A knowledge graph is a contextually smart, self-describing network for desiloing and sharing data efficiently at scale. Well-designed knowledge graphs reuse, rather than duplicate, resources and to optimize their distribution. They do this by representing people, places, things and ideas in a uniquely identified way with the help of web address identifiers and entities connected by any-to-any relationships.
In this Tinkertoy-style way (as in the photo below), one knowledge graph can easily connect to another so the two can share resources, and those two can connect to others, and so on.
Such an architecture with the help of consistent, contextualized graph data modeling can allow a single representation to be findable, accessible, interoperable and reusable (FAIR) across enterprise boundaries.
Children in Laos playing with Tinkeroy sets (Blue Plover on Wikimedia Commons, 2012).
And so in this scalable way, organizations can create their own mini versions of continually evolving mirrorworlds: digital twins of the business that can interact and grow symbiotically.
AI needs contiguous, contextualized, organically evolving FAIR data
Back to the brain/body metaphor and how to boost the potential of today’s neural nets with appropriate, data-centric architecture and design. Right now, most enterprises are struggling with their own data because accepted, application + dedicated database architectures in use tolerate or even encourage duplication and fragmentation.
This is not to mention that stranding data and under resourcing effective access to and reuse of it are sure ways to ensure that the data’s quality, limited to begin with, will quickly erode.
The benefits of creating, maintaining and growing a data resource that is findable, accessible, interoperable and reusable (FAIR) are quite clear at this point. The pharmaceutical industry, which has to manage data at the molecular level for drug discovery purposes, first identified and embraced FAIR principles almost a decade ago. Other industries have been following pharma’s lead.

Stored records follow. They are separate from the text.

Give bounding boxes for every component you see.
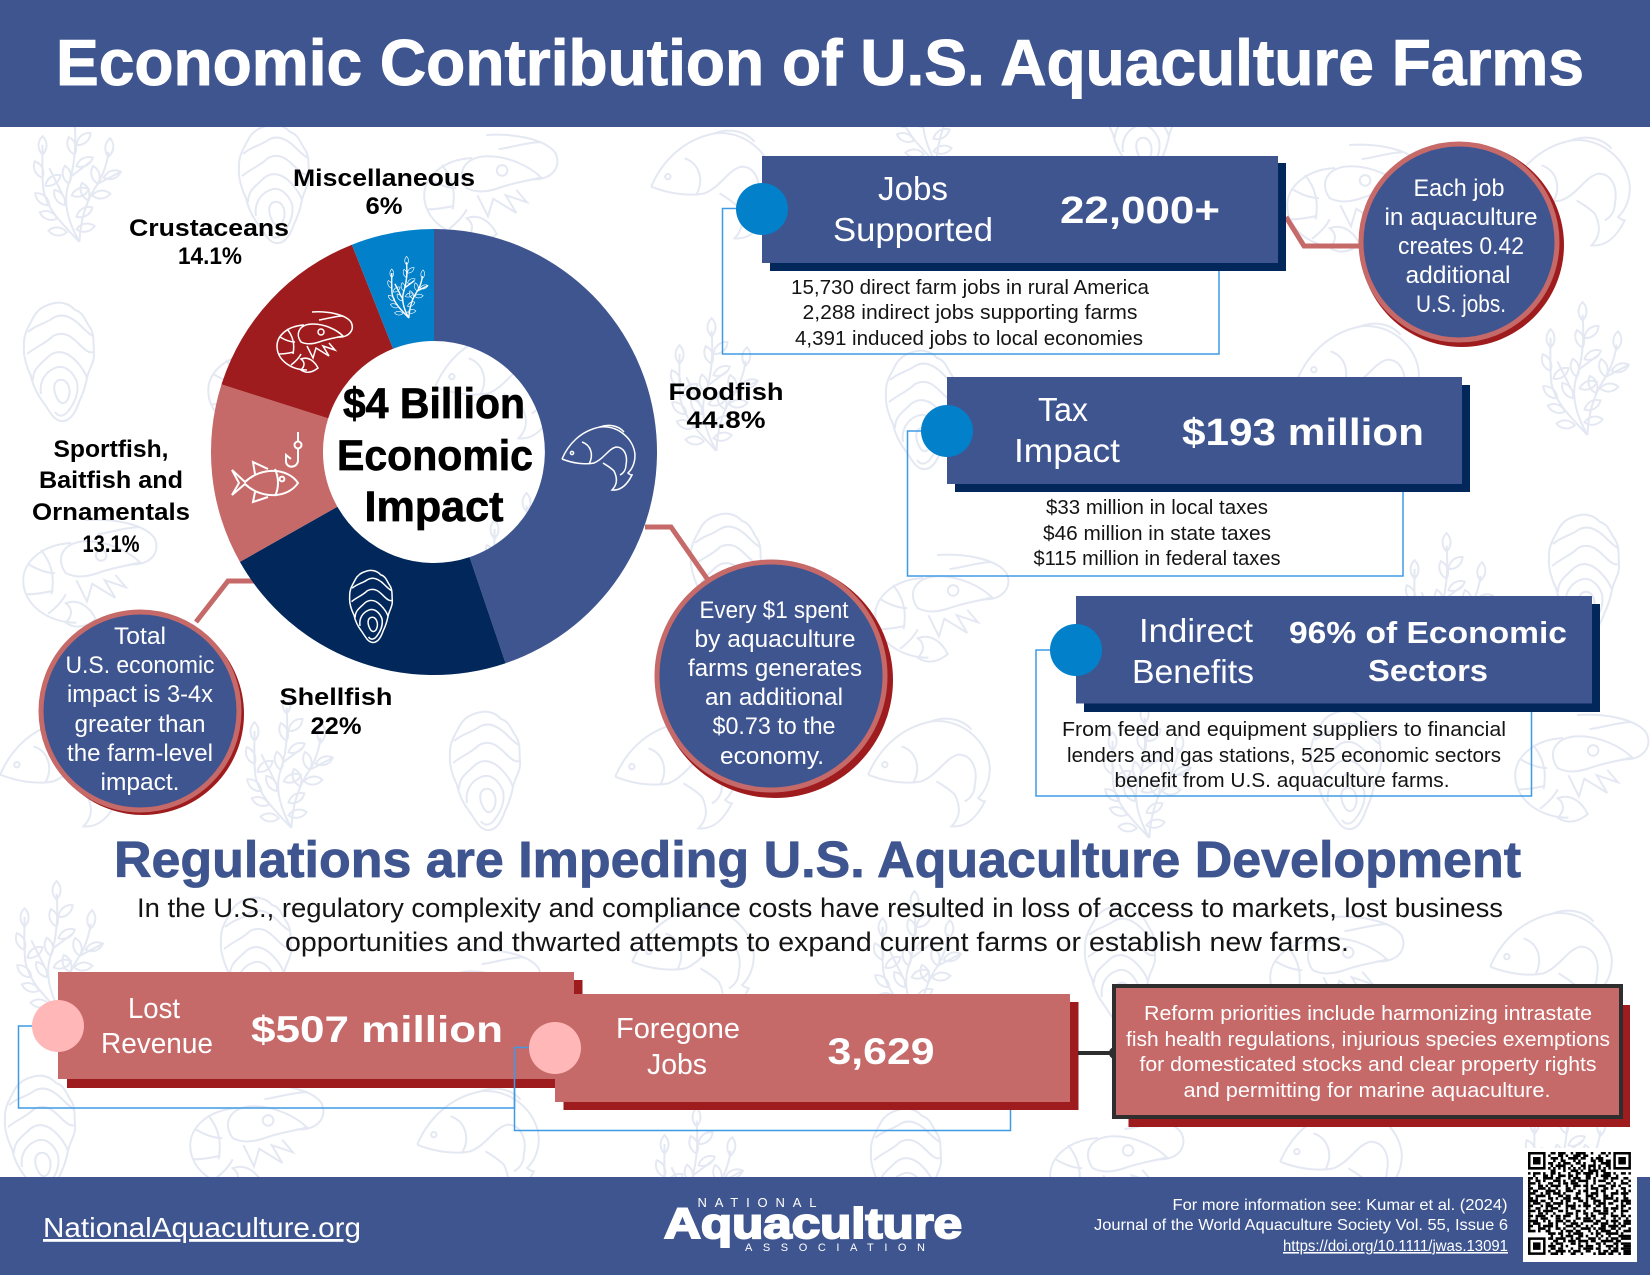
QR code [1523,1148,1637,1262]
details text: benefit from U.S. aquaculture farms. [1114,770,1450,792]
footer band [0,1177,1650,1275]
callout: each job creates 0.42 jobs: Each job [1414,175,1504,202]
header bar [762,156,1286,271]
label: crustaceans: Crustaceans [129,215,289,242]
donut center label: $4 Billion [343,380,525,428]
slice: sportfish, baitfish and ornamentals 13.1% [211,384,337,562]
callout: every $1 spent [657,562,893,798]
label: foodfish: 44.8% [686,407,766,434]
details text: $115 million in federal taxes [1034,548,1280,570]
header bar: 22,000+ [1060,190,1220,232]
logo: National Aquaculture Association: ASSOCIATION [745,1242,925,1254]
panel: jobs supported [722,156,1286,354]
citation: For more information see: Kumar et al. (2024) [1172,1197,1508,1214]
header bar: Jobs [878,170,948,207]
label: sportfish, baitfish and ornamentals: Baitfish and [39,467,183,494]
connector: donut to 3-4x callout [196,581,256,622]
callout: reform priorities: for domesticated stocks and clear property rights [1140,1054,1596,1076]
red bar: Lost [128,993,180,1025]
label: sportfish, baitfish and ornamentals: Sportfish, [54,436,168,463]
donut center label: Impact [364,483,504,531]
details text: 2,288 indirect jobs supporting farms [802,302,1138,324]
callout: every $1 spent: farms generates [688,655,862,682]
outline box [18,1026,514,1108]
connector: jobs box to callout [1286,217,1362,246]
donut chart of farm sales by sector [211,229,657,675]
header bar: Supported [833,211,993,248]
details text: 15,730 direct farm jobs in rural America [791,277,1150,299]
callout: every $1 spent: by aquaculture [694,626,856,653]
label: sportfish, baitfish and ornamentals: Ornamentals [32,499,190,526]
panel: indirect benefits [1036,596,1600,796]
donut center label [337,380,533,531]
detail outline box [1036,650,1532,796]
header bar: Indirect [1139,612,1253,649]
red bar: $507 million [251,1009,503,1050]
connector: donut to $0.73 callout [645,527,708,580]
donut center label: Economic [337,432,533,480]
logo: National Aquaculture Association [664,1195,962,1254]
callout: reform priorities: fish health regulations, injurious species exemptions [1126,1029,1610,1051]
slice: foodfish 44.8% [434,229,657,663]
callout: reform priorities: and permitting for marine aquaculture. [1184,1080,1550,1102]
details text: $33 million in local taxes [1046,497,1268,519]
footer website link: NationalAquaculture.org [43,1212,361,1243]
header bar: Sectors [1368,653,1488,688]
details text: $46 million in state taxes [1043,523,1271,545]
detail outline box [908,431,1403,576]
citation: https://doi.org/10.1111/jwas.13091 [1283,1238,1508,1255]
details text: From feed and equipment suppliers to financial [1062,719,1506,741]
callout: each job creates 0.42 jobs: additional [1406,262,1510,289]
callout: every $1 spent: $0.73 to the [712,713,836,740]
red bar [555,994,1078,1110]
callout: each job creates 0.42 jobs: creates 0.42 [1398,233,1524,260]
header bar: 96% of Economic [1289,615,1567,650]
label: miscellaneous: Miscellaneous [293,165,475,192]
label: sportfish, baitfish and ornamentals: 13.1% [82,531,140,558]
logo: National Aquaculture Association: NATIONAL [698,1195,816,1210]
icon: foodfish [562,425,635,490]
label: shellfish [280,684,392,740]
red bar: Jobs [647,1049,707,1081]
callout: total economic impact: greater than [74,711,206,738]
header band with title: Economic Contribution of U.S. Aquaculture Farms [56,26,1584,99]
callout: each job creates 0.42 jobs: U.S. jobs. [1416,291,1506,318]
header band with title [0,0,1650,127]
callout: total economic impact [41,612,244,815]
bullet circle [1050,624,1102,676]
bullet circle [32,1000,84,1052]
panel: lost revenue [18,972,582,1108]
red bar: 3,629 [828,1031,934,1072]
label: shellfish: Shellfish [280,684,392,711]
intro paragraph: opportunities and thwarted attempts to expand current farms or establish new farms. [285,927,1349,957]
label: miscellaneous: 6% [366,193,403,220]
callout: each job creates 0.42 jobs: in aquaculture [1384,204,1538,231]
details text [1034,497,1280,570]
label: foodfish: Foodfish [668,379,784,406]
callout: reform priorities [1114,986,1630,1127]
callout: every $1 spent: economy. [720,743,824,770]
callout: total economic impact: U.S. economic [66,652,214,679]
header bar: Benefits [1132,653,1254,690]
red bar [58,972,582,1088]
detail outline box [722,208,1219,354]
citation: Journal of the World Aquaculture Society Vol. 55, Issue 6 [1094,1217,1508,1234]
details text [1062,719,1506,792]
logo: National Aquaculture Association: Aquaculture [664,1200,962,1248]
callout: every $1 spent: Every $1 spent [700,597,849,624]
label: foodfish [668,379,784,434]
label: sportfish, baitfish and ornamentals [32,436,190,558]
outline box [514,1048,1010,1130]
icon: fish on hook [232,432,302,502]
callout: reform priorities: Reform priorities include harmonizing intrastate [1144,1003,1592,1025]
label: crustaceans: 14.1% [178,243,242,270]
callout: every $1 spent: an additional [705,684,843,711]
connector to reform box [1078,1047,1121,1059]
details text [791,277,1150,350]
heading: regulations: Regulations are Impeding U.S. Aquaculture Development [114,831,1521,888]
header bar: $193 million [1182,412,1424,454]
label: crustaceans [129,215,289,270]
header bar: Tax [1038,391,1088,428]
citation [1094,1197,1508,1255]
slice: shellfish 22% [240,507,506,675]
header bar [947,377,1470,492]
icon: shrimp [277,312,352,372]
header bar [1076,596,1600,712]
callout: total economic impact: impact is 3-4x [67,681,213,708]
icon: oyster [350,570,392,642]
bullet circle [736,183,788,235]
callout: total economic impact: the farm-level [67,740,213,767]
panel: foregone jobs [514,994,1078,1130]
details text: 4,391 induced jobs to local economies [795,328,1143,350]
slice: miscellaneous 6% [352,229,434,349]
intro paragraph [137,893,1503,957]
label: shellfish: 22% [310,713,362,740]
icon: seaweed [386,256,429,318]
details text: lenders and gas stations, 525 economic sectors [1067,745,1501,767]
red bar: Foregone [616,1013,740,1045]
red bar: Revenue [101,1028,213,1060]
callout: each job creates 0.42 jobs [1360,143,1564,347]
panel: tax impact [908,377,1470,576]
callout: total economic impact: impact. [100,769,180,796]
header bar: Impact [1014,432,1120,469]
bullet circle [529,1022,581,1074]
intro paragraph: In the U.S., regulatory complexity and compliance costs have resulted in loss of access to markets, lost business [137,893,1503,923]
bullet circle [921,405,973,457]
callout: total economic impact: Total [114,623,166,650]
label: miscellaneous [293,165,475,220]
slice: crustaceans 14.1% [222,245,393,418]
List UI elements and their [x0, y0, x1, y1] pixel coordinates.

Enterprise knowledge graph platform provider Stardog in a 2020 blogpost articulated how a semantic standards-based solution like theirs makes it possible to establish and grow an organization’s organic FAIR data capabilities. Some of the highlights include these:
- Findability: Users begin their data layer journeys at different starting points. The web of relationships dynamic in semantic graphs allows ease of mapping and modeling newly ingested sources so they can be found from any other part of the connected graph
- Accessibility: A query language such as SPARQL allows complex, virtualized explorations of the graph. Stardog supports other standard query languages such as GraphQL and Gremlin, as well as SQL and RESTful API access.
- Interoperability: Unique IDs as mentioned above, an adaptive graph data model and support for linked data standards mean that both interoperability and control become feasible at scale.
- Reusability: Standard semantic metadata makes zero copy analytics possible, Stardog points out. Standard Shapes and Constraints Language (SHACL) makes it possible to find and correct inconsistencies. Both of these features support data quality and enrichment and therefore reusability efforts.
A network of networks: A systems approach to smarter AI
Metcalfe for decades has underscored the power of connections. The more connected the environment, the more useful and popular it becomes. Is there any reason the methods data scientists and engineers are using aren’t more connected and cohesive at the data layer where it matters most?
Is there any reason given today’s automation that data isn’t shared with its associated context so that it can be more accurate and less duplicative? Old habits, inertia and ignorance just aren’t good enough reasons to stick with methods that are so clearly inferior.